Time-dependent heating or cooling will be performed according to the values entered on the screen.
That's a loaded question. Many batches need to heat up or cool down at specific rate, and many times there might be periods where a steady temperature is maintained before advancing to another heat or cool action.
Doing so requires an automated change of the temperature setpoint for the duration of the ramp up or ramp down. The feature is called something like "setpoint programming".
The ramp-up, hold, ramp, hold ramp sequence is commonly called a setpoint profile or a setpoint program.
A control scheme can include features like 'hot start' where the ramp-up starts at the current process temperature value, instead of starting at whatever the ramp value is (saves batch time).

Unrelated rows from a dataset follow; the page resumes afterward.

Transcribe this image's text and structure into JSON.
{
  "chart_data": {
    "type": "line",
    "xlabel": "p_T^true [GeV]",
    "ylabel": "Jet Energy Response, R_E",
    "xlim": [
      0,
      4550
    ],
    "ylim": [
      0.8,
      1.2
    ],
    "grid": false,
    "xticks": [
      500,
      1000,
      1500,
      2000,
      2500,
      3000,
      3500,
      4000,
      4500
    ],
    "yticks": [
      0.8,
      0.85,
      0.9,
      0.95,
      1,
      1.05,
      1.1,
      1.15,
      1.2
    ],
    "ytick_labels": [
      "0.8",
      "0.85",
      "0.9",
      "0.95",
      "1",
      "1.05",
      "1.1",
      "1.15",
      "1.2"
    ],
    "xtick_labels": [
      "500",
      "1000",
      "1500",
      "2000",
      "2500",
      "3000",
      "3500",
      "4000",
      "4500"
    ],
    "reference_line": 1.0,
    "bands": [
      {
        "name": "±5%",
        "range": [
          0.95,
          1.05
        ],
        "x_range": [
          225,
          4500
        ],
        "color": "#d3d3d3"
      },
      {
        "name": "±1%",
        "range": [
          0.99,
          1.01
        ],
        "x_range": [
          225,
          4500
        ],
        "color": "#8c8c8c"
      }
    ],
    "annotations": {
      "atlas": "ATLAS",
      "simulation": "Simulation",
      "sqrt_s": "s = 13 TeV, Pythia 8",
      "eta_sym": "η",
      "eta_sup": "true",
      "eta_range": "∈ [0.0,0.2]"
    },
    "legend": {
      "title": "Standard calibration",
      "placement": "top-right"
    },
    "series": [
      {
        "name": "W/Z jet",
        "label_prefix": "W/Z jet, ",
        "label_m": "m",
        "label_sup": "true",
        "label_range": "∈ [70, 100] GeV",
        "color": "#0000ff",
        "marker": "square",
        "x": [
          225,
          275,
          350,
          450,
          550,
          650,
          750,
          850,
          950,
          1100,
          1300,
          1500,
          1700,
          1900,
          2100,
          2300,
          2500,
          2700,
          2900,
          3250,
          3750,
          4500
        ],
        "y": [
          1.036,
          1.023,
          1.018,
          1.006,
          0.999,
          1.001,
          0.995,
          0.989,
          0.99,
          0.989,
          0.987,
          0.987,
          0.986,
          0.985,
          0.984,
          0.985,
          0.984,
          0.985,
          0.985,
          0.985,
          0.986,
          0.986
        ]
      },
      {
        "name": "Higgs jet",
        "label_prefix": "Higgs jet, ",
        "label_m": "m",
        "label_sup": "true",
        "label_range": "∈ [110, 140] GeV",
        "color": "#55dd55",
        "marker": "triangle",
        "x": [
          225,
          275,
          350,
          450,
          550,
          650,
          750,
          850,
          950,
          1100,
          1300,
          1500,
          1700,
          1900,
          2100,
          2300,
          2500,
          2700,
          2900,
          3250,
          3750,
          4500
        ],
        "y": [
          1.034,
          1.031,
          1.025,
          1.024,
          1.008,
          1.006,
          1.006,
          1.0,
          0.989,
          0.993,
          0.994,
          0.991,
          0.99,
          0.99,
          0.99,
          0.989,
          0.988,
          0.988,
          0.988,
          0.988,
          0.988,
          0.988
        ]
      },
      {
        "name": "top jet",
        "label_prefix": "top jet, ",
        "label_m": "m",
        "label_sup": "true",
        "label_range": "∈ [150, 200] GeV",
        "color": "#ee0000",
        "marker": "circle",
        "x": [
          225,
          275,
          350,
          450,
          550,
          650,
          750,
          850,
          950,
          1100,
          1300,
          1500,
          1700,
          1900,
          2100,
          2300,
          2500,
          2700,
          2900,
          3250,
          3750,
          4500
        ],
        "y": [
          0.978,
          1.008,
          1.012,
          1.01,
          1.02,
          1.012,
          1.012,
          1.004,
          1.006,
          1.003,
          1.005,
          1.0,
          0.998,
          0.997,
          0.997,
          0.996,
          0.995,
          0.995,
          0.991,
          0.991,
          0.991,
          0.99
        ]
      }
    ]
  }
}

There's a short blog on it here:
http://blog.west-cs.com/blog/understanding-setpoint-ramping-and-ramp/soak-temperature-control
These types of operations have been worked out for stand-alone Setpoint programmer controllers which are now mature products. It might be worth reading the manual of one to see what is offered so that you can determine what your application needs to implement before you finish the project and have the user say, "but we really need to do . . . "
Here's a typical 1/4 DIN Heat/Cool setpoint programmer:
http://www.west-cs.com/products-uk/models-uk/pro-ec44-single-and-dual-loop-temperature-controller/
That particular unit can be dual loop control for cascade control, which is not an uncommon control algorithm on jacketed tanks.
The temperature control is typically done in the PLC (PID control, switching from heating to cooling valves) HMI, but the automated ramp-up/ramp down functions are accomplished either in the HMI or in more specialized PLC function blocks, like PACs have. I do not know whether that Siemens PLC has setpoint programming functionality or not. An HMI is needed to select which profile runs, and to implement halt, resume and abort functions.